Students of Pacific High School in Port Orford Monday planted a genetic clone of a 3,000-year-old redwood tree in honor of Earth Day - April 22 - celebrations being celebrated throughout the world.

That sapling was one of dozens planted throughout the world - Germany, Ireland, Wales, Great Britain, New Zealand, Australia, and in California and Oregon - to ensure their chance of long-term survival in the face of climate change.

About 100 high school and junior high school students gathered on the front lawn of Pacific High School to place the 3-foot-tall sapling in the ground. It will stay there for several years before it is transplanted into a logged area behind the school.

According to school board member David Brock Smith, the students also replanted scores of Douglas fir trees in that area Monday. The redwood tree will be relocated there in a few years after it has had time to become hardy.

"Two years ago, the kids were learning about the logging process," he said. "Now, they're learning about the replanting process."

The international redwood tree planting effort is the goal of the Archangel Ancient Tree Archive and the Champion Tree Project International, whose co-founder David Milarch last December unveiled dozens of 3-foot-tall redwood sapling clones at a press conference in Port Orford.

The trees, Milarch reasons, live so long they can't "migrate" ahead of the warming, drying effects of global warming. Fog in Northern California is decreasing in the face of these warmer temperatures - and fog is critical to the giants' survival.

For the past four years, he's been taking the first steps on a mission to clone the oldest, hardiest, largest trees on Earth, relocate them to locales where the trees were once native and where they stand the best chance of survival.

If they survive, the big trees capture tons of carbon from the atmosphere, and will in turn offer a better chance for humans to survive.

Port Orford was first on the list to receive 20 late last year, when Milarch and others planted the saplings in an "assisted migration" to Ocean Mountain Ranch south of Port Orford.

The soil of the land where the Fieldbrook tree grew is very much like that on the 163-acre ranch. Fog, vital for a redwood's survival, rolls in off the ocean.


If Milarch was out to save the genetics of magnificent trees and reduce the carbon levels in the air, Port Orford developer Terry Mock was merely looking for hardier trees.

"All the trees marketed were being picked for their aesthetics: big flowers, fall colors - planned obsolescence," Mock's. "The more that die, the more they get to sell."

The two got together 15 years ago.

Milarch and his sons Jared and Jake, who have a family-owned nursery in the village of Copemish, Mich., became concerned about the condition of the world's forests in the 1990s. They began their search for "champion" trees, those old, large, genetically unique trees that have lived hundreds or thousands of years.

Their thoughts were that the superior genes enabled such trees to survive other species.

Scientists thought him a fool, Milarch said.

But he'd been cloning old champion trees for decades in his hometown in Michigan - and with great success: a 400-year-old oak that toppled in a storm in Maryland and trees originally planted in Mt. Vernon by George Washington.

The redwoods were next on the list.

Milarch collected living material from trees and stumps - including from the Fieldbrook Redwood, a giant tree cut down in 1890 that measured 32.5 feet in diameter. If it hadn't been felled, it would rival the General Sherman Sequoia as the largest tree on Earth.

Against all odds - and taking four years of research and $2 million in expenses - they sprouted.

The trees capture and store carbon from the atmosphereto mitigate the effects of climate change. They can grow 10 feet per year, and when mature, will contain some 400 tons of carbon per tree.

In nature, a mature coast redwood can produce at least 100,000 seeds annually - but the germination rate is very low, and survival even less so.

We're following the science," Mock said. "Science says climate change is here and it's going to accelerate. The (planting) zones will move north. Every farmer in America understands this. A whole group of people say it's a hoax. But it's happening."

Getting the saplings to Port Orford for Earth Day was easy. Other countries presented major challenges.
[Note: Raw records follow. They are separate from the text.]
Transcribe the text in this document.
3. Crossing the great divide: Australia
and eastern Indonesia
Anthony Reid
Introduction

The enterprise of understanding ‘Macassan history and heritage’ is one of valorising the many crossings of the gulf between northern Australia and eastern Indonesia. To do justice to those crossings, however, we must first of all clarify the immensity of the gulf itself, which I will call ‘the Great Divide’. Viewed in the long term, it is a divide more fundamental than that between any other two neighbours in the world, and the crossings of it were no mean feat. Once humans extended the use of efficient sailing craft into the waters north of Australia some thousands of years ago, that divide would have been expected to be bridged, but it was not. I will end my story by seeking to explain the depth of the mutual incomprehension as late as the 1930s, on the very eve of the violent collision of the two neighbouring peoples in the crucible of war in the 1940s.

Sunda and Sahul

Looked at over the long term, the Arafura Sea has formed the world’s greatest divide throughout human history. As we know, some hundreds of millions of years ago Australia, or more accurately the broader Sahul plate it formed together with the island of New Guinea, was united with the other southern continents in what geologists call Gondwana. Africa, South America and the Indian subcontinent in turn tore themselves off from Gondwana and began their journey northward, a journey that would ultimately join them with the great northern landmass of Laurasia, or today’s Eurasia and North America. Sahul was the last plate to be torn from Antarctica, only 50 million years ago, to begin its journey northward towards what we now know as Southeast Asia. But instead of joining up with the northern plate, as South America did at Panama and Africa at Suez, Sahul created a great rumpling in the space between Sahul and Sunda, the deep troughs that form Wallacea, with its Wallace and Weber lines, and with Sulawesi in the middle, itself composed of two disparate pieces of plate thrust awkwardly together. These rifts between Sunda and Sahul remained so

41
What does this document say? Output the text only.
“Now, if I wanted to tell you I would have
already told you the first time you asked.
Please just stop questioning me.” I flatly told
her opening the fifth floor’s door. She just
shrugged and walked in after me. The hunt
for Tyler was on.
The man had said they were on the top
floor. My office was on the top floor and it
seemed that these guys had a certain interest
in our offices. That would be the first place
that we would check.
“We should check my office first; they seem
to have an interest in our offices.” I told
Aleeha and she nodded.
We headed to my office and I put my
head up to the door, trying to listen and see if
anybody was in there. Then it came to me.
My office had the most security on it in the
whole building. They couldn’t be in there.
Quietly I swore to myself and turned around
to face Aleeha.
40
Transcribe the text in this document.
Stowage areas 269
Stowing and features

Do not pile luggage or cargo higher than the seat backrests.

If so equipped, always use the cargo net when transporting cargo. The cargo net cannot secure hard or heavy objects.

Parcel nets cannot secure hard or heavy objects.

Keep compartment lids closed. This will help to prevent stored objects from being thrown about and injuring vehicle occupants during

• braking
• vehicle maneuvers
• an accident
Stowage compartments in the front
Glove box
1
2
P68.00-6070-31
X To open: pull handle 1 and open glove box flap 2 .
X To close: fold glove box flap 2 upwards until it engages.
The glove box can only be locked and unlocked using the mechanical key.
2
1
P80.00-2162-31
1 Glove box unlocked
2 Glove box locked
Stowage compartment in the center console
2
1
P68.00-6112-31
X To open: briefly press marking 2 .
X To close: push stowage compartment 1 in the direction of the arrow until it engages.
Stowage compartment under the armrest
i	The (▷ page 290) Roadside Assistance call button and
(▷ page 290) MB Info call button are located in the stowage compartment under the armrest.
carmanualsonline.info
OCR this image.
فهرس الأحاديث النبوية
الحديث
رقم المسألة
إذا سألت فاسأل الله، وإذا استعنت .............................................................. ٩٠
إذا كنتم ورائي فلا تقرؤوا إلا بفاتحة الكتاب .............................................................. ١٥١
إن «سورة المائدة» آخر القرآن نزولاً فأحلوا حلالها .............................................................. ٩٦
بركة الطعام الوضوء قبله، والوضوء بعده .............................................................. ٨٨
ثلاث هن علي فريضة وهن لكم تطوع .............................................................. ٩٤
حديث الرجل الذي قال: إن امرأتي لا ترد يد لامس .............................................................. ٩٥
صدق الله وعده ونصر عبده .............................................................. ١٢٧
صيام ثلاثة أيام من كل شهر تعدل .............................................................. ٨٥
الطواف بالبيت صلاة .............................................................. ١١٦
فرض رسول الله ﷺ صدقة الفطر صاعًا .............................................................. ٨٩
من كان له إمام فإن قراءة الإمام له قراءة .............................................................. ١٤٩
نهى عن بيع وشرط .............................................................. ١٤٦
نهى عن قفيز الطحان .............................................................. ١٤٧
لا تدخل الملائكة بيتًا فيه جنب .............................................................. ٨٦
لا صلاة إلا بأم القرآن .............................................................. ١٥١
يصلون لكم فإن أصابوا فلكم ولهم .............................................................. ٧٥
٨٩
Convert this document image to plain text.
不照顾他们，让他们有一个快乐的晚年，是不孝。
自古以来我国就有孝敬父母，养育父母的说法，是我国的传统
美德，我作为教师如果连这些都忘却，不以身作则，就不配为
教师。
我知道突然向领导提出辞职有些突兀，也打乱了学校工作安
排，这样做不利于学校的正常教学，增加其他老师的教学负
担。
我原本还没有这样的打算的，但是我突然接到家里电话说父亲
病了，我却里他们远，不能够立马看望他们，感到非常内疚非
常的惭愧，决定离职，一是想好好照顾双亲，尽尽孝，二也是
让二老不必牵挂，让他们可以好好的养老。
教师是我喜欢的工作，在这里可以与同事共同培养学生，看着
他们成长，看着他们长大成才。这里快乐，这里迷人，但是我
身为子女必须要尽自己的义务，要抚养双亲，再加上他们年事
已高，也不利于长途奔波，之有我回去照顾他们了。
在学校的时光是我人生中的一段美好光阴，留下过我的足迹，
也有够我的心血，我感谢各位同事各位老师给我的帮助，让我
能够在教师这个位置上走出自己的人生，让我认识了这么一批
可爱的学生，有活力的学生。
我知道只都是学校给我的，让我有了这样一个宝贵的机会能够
Soil had to be removed from the roots of the trees to comply with agricultural regulations. There were reams of paperwork and shipping regulations to ensure the swift and safe transport of the trees to their ultimate destinations.

And once they are replanted, they take a considerable amount of care to thrive, Milarch said. The soil, temperature, exposure to sunlight and fog in the air are all critical to their surviving a couple months, much less a couple thousand years.

"A lot of trees will be planted by a lot of groups, but 90 percent of them will die," Milarch said. "It's a feel-good thing. You can't plant trees and walk away and expect them to take care of themselves."

Hence the extensive studies to ensure the right conditions - and the right people to ensure their survival.

"Port Orford is a community of firsts in Oregon," Smith said. "It is the first town on the Oregon coast, it has the first Marine Reserve and Marine Protected Area on the Oregon Coast and back in December, it was the first community to plant clones of ancient champion redwoods through the Archangel Ancient Tree Archive Project," he said.